Shapiro spends some time in The Art Forger talking about both the techniques involved in copying an old painting, as well as the history of the painting, the original painter (Degas) and his patron (Isabella Stewart Gardner.) It was fun to read a story about the history and intrigues (albeit, fictional) of this local museum and its eccentric founder, and to hear about how forgeries may have been done.

Shapiro took some liberties with the history of the museum, its construction, the personal affairs of Gardner herself, the paints included in the collection, and those stolen in the major heist a number of year ago, even the existence of certain relatives and extant descendants. Like I said, it was fun but its harder to suspend disbelieve when the story revolving around such as well-known local personality is stretched this way.


Saturday, February 6, 2016

system of the world

The System of the World is the third and final volume of The Baroque Cycle, by Neal Stephenson, and baroque is right. I've never read a story so ornamented, festooned, and gilded as this trilogy. Stephenson seems to have gotten lost in the research of the period, and then in the minutiae of his storyline and its characters. There are letters, secret messages, stories taken from broadsheets, and the text of entire pamphlets and libels, discovered under the feet of the characters as they walked about London in the early 1700s; garlands, embellishments, ornaments, and flourishes, all, to the main story. Stephenson doesn't tell the story, so much as take us there. With all of the stink, coal soot, pockmarks, and horse dung hanging on to us as we wander with him, and learn the details of this story with him. The sub-plots all have sub-sub-plots, and Stephenson juggles them all masterfully.
 
And the cast of characters is enormous; I may have mentioned in my review of the first book that it included a Cast of Characters in the frontmatter. If I hadn't borrowed that volume from the library, I may have gone back to it a few times, as nearly everyone has a title, or two. Just keeping track of the Natural Philosophers alone is difficult enough, never mind the lords and ladies, French, English, German, and other wise, soldiers, pirates, vagabonds, and thieves, clock-makers, counterfeiters, jailers, and executioners. No character is so minor, that we don't learn a little bit about him or her, and perhaps their family.

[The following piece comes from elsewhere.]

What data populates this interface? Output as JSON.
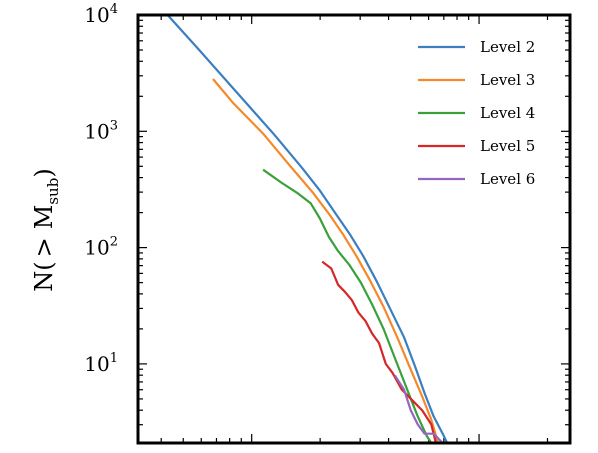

I was reminded of Herman Melville in some of the detail Stephenson provided, altho I'm happy to report there are few whole chapters dedicated to the history, construction and use of harpoons. Stephenson himself honors two novelists in his acknowledgements--a multi-page affair in the backmatter-- Alexandre Dumas, and Dorothy Dunnett. I don't know Dorothy Dunnett, but I'm going to look her up based on this mention alone.

Not everyone is up for a 3000 page novel, so you need to in it for the long haul. This is a novel form that seems to be designed to entertain, night after night, in the years and centuries before television and movies. I can imagine dark, candle-lit nights, coal fires and quiet reading for an hour or two before bedtime. If you are that type of reader I'm looking at you Chuck then read this book. All three of them.